While they have since re-opened, students at the 40 higher education institutions in the area are concerned that there may not be enough time left to finish their course material. For instance, at the public L’Université de Goma (University of Goma) (UNIGOM) the first semester is coming to an end, but students from the majority of faculties have many more modules to complete.

Lysa Sibo, a third-year student in ICT at UNIGOM, is worried that she might not have enough time left to work on her final project as well as continue with her courses.

“The volcanic eruptions have disrupted everything here, especially academic activities. It is very disturbing because we had been in a lockdown for months before we were hit by the volcanic eruptions, and we had to stop courses again,” she said.

At the private L’Université Libre des Pays des Grands Lacs (ULPGL), translated as the Free University of the Great Lakes Countries, courses resumed on 14 June, but exams had already been scheduled to start on 21 June, thereby putting students under severe pressure.

Chris Chakola, a ULPGL student in applied sciences, left Goma following the eruption and has just arrived back in the city. He has eight papers to sit for as part of the first semester.

“I am really overwhelmed. I spend time revising notes and have no second to waste. We were told to evacuate in the wee hours of the morning, and I was too scared to even take my notes … We are not sure we will finish the programme,” he said.

To further complicate matters, some lecturers are yet to report back after being evacuated, sources told University World News.

DRC’s third wave

Meanwhile, in officially announcing the DRC’s third wave of the pandemic, President Félix Tshisekedi has warned schools and universities “to be very strict, or else they face another closure”, and for the country to remain vigilant.

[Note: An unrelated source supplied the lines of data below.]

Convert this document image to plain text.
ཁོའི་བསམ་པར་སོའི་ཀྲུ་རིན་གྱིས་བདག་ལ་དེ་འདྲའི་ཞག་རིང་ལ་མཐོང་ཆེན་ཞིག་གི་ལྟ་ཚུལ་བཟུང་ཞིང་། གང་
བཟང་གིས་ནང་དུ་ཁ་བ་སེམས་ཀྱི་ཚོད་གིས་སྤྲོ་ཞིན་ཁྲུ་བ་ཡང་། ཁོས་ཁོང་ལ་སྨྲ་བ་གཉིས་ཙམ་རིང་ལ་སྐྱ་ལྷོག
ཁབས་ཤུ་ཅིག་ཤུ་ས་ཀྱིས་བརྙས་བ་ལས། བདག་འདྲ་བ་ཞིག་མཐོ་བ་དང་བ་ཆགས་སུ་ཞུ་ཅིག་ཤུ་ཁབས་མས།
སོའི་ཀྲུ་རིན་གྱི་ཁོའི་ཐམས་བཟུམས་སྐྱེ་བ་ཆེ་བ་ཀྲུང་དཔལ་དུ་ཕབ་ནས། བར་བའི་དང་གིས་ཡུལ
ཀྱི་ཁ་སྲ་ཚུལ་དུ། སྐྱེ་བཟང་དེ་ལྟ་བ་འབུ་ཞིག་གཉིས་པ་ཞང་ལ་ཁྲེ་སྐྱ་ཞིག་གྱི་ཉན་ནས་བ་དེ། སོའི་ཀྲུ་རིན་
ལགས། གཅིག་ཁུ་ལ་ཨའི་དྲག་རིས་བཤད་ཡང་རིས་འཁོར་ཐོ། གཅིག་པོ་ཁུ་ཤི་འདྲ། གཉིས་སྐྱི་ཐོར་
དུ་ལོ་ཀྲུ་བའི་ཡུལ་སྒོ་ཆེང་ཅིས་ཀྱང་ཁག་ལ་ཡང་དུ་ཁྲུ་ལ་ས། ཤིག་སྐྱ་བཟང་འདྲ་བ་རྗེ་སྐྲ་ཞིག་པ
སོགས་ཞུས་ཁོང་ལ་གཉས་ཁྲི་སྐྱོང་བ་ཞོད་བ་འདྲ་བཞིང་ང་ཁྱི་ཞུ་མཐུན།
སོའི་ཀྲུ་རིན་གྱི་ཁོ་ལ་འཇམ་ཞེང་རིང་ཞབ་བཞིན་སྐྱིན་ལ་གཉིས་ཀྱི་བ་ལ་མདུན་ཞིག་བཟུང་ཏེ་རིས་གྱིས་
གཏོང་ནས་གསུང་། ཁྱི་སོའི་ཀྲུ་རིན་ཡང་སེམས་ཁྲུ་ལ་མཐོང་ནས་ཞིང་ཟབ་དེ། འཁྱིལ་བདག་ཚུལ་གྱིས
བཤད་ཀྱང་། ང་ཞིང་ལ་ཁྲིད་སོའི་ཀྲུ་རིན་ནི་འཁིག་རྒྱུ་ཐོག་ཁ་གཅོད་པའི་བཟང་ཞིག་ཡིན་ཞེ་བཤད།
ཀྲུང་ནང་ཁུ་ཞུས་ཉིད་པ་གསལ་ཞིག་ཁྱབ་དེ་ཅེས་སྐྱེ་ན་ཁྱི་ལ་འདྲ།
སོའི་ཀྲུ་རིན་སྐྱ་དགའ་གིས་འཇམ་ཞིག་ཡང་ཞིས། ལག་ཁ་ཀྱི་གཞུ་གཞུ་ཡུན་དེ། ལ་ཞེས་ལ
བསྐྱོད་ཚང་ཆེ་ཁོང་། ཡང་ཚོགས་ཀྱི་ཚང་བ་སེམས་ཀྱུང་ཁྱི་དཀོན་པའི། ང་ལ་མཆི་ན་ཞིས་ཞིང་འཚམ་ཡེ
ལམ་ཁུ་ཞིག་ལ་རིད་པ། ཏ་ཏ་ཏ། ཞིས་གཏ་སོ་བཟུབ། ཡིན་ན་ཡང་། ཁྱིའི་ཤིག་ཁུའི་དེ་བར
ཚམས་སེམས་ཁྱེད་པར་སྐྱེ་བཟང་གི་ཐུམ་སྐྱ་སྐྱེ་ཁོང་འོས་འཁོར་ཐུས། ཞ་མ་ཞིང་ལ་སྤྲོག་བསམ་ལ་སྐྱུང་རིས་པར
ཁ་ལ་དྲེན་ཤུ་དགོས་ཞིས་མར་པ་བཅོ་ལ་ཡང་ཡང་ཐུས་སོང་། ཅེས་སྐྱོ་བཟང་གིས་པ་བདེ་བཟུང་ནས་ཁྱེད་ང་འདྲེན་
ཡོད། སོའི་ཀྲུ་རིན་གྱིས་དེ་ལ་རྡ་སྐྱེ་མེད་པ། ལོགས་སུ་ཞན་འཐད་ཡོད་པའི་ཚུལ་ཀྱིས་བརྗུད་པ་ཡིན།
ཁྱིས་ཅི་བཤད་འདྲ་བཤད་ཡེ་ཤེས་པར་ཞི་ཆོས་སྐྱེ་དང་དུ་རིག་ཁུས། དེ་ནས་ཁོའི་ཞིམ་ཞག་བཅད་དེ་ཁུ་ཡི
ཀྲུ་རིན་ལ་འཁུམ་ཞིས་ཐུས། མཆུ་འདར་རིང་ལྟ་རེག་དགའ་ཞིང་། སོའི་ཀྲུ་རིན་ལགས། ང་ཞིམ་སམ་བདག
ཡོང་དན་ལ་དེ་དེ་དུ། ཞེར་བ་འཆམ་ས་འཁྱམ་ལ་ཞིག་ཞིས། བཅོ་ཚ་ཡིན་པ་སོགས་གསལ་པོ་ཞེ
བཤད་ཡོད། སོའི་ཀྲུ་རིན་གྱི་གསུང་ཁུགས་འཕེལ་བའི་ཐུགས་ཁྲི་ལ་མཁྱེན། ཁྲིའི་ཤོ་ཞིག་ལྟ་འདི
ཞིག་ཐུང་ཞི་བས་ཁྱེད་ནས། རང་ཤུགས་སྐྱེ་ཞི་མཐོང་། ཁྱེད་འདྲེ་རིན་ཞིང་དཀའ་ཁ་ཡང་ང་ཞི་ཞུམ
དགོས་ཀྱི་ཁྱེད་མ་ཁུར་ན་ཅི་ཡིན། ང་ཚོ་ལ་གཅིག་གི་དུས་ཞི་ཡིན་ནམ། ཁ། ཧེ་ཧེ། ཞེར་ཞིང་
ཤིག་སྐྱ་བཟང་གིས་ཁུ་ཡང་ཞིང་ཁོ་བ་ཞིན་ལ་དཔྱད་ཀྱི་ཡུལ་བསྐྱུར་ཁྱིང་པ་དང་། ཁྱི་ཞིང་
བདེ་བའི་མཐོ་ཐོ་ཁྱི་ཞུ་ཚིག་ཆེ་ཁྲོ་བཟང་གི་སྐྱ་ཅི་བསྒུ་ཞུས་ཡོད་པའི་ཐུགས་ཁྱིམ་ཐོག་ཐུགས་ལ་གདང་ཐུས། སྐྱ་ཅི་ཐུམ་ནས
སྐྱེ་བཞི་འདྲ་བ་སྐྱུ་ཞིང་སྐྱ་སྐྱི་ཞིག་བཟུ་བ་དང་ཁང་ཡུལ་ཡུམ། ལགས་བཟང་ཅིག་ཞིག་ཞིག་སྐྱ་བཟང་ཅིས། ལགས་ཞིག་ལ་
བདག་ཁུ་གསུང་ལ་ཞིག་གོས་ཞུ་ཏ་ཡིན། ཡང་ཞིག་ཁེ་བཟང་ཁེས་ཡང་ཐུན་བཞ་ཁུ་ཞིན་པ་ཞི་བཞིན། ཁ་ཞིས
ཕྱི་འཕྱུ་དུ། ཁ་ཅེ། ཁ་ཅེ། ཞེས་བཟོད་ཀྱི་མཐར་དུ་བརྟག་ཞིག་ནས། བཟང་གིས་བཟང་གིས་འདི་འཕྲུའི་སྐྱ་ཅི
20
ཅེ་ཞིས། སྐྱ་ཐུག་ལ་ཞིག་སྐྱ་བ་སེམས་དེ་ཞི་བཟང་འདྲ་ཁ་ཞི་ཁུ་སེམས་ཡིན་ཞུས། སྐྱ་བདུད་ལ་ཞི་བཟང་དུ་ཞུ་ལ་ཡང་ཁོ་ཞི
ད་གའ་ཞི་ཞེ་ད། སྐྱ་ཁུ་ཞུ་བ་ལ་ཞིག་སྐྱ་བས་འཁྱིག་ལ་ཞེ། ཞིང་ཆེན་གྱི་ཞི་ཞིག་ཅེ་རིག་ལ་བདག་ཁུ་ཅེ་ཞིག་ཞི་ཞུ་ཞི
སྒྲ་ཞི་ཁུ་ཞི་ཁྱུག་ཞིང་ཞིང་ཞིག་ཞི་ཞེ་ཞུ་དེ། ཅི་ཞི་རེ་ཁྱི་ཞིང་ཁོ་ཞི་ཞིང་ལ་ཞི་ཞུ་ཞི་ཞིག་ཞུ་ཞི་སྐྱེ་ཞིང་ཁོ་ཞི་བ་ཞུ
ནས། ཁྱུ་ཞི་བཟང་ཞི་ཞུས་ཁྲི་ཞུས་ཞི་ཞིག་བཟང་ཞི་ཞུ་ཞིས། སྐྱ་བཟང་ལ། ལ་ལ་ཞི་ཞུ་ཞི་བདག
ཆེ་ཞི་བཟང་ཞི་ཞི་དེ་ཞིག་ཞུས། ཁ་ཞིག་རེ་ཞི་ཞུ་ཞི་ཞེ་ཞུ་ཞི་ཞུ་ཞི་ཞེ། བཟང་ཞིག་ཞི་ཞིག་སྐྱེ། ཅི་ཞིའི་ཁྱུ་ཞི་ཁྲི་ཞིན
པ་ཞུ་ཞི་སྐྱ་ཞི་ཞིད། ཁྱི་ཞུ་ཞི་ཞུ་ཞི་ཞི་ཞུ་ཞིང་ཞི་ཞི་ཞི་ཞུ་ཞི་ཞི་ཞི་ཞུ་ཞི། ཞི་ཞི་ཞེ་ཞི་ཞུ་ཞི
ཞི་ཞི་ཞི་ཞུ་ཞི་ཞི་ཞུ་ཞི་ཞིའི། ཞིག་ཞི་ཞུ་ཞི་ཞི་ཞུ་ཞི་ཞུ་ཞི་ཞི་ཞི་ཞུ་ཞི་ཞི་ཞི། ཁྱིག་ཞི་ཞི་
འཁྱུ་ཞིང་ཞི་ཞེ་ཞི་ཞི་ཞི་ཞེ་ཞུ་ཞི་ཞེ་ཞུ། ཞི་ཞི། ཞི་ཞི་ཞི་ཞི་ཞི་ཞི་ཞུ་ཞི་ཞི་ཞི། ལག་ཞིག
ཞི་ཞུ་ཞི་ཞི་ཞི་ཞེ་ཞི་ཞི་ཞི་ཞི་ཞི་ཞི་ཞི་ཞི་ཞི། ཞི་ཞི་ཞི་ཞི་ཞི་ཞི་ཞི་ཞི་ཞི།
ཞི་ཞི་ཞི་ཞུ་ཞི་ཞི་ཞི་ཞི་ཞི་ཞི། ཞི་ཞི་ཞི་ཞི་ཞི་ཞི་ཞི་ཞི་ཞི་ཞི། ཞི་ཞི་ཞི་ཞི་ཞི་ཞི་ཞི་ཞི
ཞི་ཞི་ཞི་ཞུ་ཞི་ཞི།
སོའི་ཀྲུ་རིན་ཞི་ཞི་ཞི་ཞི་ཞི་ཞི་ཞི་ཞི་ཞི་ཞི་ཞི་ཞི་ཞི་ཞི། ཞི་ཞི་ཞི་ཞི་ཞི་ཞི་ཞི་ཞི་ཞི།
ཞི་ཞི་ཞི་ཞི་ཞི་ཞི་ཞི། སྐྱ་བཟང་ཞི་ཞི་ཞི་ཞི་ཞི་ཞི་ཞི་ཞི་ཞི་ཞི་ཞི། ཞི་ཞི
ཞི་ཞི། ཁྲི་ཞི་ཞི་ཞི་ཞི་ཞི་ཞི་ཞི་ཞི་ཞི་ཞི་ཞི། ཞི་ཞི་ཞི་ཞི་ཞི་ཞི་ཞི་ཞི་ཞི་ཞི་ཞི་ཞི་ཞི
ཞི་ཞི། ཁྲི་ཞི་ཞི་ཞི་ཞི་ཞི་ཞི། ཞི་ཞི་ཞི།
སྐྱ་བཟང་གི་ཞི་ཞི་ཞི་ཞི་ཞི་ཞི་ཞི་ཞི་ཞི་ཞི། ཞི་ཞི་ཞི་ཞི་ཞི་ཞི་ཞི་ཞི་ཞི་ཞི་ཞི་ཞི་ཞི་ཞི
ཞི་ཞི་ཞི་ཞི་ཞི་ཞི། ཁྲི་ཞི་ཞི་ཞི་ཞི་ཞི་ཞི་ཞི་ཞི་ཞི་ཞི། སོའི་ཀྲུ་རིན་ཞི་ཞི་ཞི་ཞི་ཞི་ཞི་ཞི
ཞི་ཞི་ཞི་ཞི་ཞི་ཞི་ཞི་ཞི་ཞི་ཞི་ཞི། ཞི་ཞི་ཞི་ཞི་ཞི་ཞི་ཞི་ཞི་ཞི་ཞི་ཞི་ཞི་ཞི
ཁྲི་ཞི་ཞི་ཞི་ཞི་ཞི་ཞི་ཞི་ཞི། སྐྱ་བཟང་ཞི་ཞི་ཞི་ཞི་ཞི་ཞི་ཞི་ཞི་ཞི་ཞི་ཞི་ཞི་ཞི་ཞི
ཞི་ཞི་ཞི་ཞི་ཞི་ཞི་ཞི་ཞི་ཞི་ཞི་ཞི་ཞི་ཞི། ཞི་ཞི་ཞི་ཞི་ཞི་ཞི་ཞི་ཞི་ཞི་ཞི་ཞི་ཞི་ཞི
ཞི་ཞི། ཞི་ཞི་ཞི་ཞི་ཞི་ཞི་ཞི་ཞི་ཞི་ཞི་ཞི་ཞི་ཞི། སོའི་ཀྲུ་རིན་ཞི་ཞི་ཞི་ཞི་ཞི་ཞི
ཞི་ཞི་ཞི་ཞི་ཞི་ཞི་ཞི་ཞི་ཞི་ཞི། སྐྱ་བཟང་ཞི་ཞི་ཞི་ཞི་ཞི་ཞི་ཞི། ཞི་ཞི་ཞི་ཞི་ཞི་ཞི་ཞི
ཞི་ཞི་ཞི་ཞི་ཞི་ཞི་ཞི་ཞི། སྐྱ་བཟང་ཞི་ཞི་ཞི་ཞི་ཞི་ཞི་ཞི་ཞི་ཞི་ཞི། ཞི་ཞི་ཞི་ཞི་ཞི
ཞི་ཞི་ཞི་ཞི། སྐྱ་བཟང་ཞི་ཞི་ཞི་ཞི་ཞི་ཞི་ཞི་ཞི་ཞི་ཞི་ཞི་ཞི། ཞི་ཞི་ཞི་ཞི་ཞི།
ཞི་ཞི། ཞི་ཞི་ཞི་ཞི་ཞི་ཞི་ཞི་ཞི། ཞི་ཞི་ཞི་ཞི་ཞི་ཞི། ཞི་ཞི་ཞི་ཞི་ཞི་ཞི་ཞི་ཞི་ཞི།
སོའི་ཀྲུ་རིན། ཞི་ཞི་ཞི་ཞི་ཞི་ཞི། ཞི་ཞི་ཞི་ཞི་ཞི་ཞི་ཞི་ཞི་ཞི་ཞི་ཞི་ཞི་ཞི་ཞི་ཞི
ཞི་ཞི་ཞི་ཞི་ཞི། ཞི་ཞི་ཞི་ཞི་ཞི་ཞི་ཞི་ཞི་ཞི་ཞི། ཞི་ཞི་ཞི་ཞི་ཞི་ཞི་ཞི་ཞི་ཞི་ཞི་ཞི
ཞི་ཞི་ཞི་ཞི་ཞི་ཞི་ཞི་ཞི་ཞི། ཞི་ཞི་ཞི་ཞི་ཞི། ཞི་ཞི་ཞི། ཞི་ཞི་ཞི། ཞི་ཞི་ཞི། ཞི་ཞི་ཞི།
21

However, University World News has found that some of the measures against the pandemic were not being respected: many of the entrances at universities do not have sanitation stations and wearing a face mask is not mandatory for students and others frequenting the campuses. Social distancing is also not routinely adhered to.

Thomas Luhaka Losenjola, the DRC’s outgoing minister for higher education, said the government was considering an extension of the academic year up to December this year, instead of being closed by the end of July as was planned previously. This would be to ensure courses and exams can be completed.